斎藤貴男『バブルの復讐』

 サブタイトルに「精神の瓦礫」とあります。
 この10数年間に進行した日本人の精神的崩壊を描いたルポ。


 それがバブルの復讐であるのか、戦後経済史の復讐なのかは、何とも言えませんが、無惨な現実はどうしようもありません。

 ただ、バブルを期に日本の人間崩壊が顕在化したのは、確かでしょう。
 わたしの住む山村でも、バブル時代の狂騒は記憶に新しいものがあります。

 高度経済成長の時代にも矛盾は存在しましたが、社会の芯は腐っていなかったように思います。
 人々は「清く正しく美しく」といった価値意識をほぼ共有していましたし、社会も弱者へまなざしを向けつつありました。

 従って、紆余曲折を経ながらも社会は良い方向に向かっているという思いは、国民に共通していました。
 高度成長期の基幹産業がものづくりだった(むろんそれ自体の中に重大な問題点を孕んではいたのだが)ことが、社会の健全さを残していたということかもしれません。

 バブルは、何かを作ることによって利益をあげるというのではなく、株や証券や土地登記簿などそのもの自体としては実態のないカネの額面に人々が踊るという、ひどい人間崩壊劇を見せてくれました。
 そして何が残ったか。

 今やバブル期にもまして、法的規制や非関税障壁などが取り払われたという環境のもとで、紙切れである証券類のような形すら存在しない、電子マネーのやりとりによって莫大なカネが世界を行き来し、企業の栄枯盛衰劇が展開されています。

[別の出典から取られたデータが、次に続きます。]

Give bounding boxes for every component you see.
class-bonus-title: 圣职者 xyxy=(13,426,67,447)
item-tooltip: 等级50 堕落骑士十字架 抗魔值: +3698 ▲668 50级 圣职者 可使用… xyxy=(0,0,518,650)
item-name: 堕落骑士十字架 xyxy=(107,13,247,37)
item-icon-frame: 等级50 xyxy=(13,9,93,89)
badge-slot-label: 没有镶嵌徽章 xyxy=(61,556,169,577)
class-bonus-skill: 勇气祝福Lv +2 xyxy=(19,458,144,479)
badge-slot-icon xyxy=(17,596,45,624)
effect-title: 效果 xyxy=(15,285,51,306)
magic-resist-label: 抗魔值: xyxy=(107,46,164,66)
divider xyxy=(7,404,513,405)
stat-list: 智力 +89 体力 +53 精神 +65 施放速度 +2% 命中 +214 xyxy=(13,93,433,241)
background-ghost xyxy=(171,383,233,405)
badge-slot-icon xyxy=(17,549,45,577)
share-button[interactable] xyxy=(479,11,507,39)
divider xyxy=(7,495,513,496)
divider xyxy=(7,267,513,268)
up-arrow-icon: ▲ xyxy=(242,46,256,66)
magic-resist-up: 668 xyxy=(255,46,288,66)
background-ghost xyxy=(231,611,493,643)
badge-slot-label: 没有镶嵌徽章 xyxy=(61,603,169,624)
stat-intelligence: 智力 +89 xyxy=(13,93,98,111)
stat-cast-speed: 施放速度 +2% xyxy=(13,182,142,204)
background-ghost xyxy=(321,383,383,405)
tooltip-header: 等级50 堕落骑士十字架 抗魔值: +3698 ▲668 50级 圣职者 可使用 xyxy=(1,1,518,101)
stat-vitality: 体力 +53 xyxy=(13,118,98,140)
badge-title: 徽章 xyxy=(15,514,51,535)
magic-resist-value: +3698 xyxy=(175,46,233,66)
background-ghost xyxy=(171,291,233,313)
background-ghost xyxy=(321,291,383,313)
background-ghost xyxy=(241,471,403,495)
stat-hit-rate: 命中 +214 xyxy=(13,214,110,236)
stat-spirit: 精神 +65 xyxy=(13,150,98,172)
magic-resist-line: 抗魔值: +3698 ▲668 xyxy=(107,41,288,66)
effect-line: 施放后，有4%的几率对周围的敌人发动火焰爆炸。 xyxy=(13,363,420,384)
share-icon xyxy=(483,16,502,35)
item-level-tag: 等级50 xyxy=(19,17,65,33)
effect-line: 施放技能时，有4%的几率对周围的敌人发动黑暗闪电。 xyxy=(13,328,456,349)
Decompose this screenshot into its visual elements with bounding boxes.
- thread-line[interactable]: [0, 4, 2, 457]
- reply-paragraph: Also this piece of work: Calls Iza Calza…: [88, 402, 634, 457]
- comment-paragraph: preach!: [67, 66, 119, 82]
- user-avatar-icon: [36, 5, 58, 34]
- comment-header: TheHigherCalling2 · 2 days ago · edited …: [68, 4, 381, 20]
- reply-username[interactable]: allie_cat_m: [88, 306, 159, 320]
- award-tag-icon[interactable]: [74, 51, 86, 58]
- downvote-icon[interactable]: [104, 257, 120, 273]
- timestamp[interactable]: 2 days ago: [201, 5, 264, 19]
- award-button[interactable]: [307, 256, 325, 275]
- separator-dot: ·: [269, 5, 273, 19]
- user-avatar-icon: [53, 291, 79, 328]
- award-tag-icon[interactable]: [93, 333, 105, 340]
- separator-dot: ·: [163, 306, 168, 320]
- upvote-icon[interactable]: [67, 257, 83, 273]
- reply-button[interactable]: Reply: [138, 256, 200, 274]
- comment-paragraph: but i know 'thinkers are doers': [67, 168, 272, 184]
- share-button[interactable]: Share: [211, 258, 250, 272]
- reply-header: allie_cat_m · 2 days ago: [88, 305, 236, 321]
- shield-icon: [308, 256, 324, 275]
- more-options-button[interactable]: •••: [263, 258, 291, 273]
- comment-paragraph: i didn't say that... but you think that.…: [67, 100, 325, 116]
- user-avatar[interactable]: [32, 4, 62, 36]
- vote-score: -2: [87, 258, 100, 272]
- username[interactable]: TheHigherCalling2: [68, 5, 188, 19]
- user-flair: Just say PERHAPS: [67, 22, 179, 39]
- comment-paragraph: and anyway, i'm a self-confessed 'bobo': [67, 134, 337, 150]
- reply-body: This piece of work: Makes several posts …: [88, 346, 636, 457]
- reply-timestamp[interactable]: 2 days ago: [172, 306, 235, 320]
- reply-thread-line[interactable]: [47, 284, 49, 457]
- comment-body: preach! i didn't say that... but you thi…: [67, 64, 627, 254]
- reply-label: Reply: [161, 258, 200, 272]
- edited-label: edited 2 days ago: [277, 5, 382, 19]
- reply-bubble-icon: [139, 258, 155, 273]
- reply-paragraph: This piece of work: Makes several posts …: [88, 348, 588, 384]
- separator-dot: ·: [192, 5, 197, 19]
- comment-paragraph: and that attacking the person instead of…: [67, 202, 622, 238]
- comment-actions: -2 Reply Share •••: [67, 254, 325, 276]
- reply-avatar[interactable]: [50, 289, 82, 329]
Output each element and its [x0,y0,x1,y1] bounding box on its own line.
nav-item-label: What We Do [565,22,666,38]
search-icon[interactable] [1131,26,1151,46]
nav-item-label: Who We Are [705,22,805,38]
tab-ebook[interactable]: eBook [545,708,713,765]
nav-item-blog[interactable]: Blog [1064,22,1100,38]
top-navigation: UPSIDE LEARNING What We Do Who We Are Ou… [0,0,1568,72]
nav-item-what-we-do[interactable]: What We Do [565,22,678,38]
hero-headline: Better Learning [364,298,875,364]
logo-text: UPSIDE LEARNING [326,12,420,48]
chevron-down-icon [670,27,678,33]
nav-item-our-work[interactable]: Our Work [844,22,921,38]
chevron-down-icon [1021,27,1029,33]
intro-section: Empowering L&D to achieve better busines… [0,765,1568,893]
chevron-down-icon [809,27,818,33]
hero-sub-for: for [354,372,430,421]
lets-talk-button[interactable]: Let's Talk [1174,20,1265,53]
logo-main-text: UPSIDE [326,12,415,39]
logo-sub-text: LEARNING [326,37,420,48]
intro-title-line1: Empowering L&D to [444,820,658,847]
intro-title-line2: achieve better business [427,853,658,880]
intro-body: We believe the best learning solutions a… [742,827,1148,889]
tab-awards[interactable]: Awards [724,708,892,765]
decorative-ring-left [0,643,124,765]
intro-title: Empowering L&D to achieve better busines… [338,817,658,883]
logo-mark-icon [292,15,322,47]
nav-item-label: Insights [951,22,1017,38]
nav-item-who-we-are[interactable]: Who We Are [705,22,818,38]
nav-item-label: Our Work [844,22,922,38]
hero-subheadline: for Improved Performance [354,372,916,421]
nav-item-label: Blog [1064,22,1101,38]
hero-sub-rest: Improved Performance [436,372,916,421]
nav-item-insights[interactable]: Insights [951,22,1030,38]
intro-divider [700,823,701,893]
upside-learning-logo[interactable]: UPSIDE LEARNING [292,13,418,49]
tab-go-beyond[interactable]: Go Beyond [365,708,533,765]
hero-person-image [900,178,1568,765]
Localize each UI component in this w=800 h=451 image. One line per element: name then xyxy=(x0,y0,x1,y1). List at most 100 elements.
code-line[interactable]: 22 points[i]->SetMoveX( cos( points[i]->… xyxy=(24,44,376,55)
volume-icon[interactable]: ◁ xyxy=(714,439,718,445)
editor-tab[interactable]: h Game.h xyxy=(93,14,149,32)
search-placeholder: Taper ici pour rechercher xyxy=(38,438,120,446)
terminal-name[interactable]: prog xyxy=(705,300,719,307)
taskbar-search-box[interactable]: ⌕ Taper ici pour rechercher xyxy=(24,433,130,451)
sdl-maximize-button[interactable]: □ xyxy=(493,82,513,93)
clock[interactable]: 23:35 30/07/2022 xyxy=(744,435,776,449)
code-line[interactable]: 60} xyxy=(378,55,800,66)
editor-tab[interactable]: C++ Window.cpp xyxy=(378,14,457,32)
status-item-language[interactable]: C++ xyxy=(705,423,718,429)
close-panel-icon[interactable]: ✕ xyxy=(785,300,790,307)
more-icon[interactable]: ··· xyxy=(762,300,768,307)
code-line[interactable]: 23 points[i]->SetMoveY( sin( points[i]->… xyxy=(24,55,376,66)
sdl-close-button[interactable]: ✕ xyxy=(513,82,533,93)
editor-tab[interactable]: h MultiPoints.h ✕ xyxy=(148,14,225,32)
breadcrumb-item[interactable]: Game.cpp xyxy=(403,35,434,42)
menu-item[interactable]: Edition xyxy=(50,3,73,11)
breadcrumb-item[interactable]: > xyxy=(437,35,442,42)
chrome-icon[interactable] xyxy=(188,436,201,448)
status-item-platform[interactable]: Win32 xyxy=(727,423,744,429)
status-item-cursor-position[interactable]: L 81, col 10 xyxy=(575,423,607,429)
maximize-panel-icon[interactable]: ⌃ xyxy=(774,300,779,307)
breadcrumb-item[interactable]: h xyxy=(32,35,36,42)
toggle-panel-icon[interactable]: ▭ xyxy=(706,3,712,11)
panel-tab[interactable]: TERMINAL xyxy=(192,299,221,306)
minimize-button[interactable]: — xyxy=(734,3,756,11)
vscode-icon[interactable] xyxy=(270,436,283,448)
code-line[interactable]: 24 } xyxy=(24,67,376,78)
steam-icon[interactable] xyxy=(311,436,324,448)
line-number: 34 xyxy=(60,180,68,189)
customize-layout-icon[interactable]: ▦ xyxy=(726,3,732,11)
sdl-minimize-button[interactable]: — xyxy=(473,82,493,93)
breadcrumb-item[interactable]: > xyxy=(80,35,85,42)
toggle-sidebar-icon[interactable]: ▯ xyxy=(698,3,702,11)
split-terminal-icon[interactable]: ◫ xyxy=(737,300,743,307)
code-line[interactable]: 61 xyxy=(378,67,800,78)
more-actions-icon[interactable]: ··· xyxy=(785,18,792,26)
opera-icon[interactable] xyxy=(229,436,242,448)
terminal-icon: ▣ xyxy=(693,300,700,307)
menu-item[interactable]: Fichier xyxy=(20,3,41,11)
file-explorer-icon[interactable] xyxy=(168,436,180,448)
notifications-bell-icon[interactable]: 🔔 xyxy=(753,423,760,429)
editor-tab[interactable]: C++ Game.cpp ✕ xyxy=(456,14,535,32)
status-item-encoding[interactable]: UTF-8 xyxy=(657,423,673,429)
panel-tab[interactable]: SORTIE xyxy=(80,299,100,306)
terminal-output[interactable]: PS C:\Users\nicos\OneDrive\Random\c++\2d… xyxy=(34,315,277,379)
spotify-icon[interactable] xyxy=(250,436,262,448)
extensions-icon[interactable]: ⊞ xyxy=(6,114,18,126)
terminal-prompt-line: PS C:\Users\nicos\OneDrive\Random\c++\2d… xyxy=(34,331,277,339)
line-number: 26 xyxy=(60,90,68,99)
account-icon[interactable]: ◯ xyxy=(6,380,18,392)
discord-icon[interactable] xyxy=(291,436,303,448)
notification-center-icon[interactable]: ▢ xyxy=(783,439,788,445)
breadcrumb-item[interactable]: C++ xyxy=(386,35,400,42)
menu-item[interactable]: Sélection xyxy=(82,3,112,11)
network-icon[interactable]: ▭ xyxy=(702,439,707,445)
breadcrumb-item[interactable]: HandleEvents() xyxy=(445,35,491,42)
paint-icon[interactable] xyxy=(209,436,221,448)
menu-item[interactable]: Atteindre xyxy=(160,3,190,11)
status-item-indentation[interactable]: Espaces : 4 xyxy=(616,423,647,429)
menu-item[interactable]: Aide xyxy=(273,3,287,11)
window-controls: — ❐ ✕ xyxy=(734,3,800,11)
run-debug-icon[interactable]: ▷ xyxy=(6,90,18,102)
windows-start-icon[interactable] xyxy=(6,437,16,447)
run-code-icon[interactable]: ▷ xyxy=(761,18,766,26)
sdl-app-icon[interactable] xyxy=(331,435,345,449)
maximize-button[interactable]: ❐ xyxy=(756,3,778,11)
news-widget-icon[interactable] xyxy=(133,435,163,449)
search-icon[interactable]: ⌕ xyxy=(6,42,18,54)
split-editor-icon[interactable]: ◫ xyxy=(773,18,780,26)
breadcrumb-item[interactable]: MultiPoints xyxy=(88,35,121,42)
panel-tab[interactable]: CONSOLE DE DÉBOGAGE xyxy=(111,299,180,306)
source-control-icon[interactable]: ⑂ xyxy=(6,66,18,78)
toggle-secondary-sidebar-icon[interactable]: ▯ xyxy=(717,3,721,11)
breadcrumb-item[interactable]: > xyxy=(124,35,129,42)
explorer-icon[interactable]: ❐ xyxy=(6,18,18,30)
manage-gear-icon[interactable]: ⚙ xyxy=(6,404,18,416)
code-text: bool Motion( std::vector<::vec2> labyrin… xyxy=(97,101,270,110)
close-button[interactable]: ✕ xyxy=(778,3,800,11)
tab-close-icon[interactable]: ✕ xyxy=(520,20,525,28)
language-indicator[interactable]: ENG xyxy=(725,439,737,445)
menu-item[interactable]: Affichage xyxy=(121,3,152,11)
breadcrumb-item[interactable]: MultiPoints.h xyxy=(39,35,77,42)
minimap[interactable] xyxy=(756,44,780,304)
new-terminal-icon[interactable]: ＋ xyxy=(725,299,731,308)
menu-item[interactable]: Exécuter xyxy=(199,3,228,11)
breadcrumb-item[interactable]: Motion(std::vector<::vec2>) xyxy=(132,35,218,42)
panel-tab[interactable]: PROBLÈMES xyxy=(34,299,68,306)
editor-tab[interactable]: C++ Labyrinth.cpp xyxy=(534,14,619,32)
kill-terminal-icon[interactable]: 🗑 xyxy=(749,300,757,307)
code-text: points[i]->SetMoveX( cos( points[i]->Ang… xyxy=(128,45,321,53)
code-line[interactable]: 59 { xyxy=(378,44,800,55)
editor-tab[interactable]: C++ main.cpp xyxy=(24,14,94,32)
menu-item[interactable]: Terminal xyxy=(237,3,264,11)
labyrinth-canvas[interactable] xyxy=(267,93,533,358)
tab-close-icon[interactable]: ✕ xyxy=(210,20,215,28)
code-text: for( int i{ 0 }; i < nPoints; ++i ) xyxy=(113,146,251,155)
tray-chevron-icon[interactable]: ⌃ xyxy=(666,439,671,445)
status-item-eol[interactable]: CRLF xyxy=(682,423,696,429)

 経済格差が国民を分裂・対立させつつある実態は隠蔽しきれるものではありませんが、ぷちナショナリズムの目くらましは、とりあえず功を奏しており、日本社会崩壊のちょいの間の先延ばしには役に立っているいるようです。

 このような時代にあっては、社会を見る目を曇らせないようにしないと、無自覚のままに自分の人間が崩壊してしまいかねません。
 時代を読むキーワードは、弱者へのまなざしと人間としての誇り、といったものだと本書は語っていました。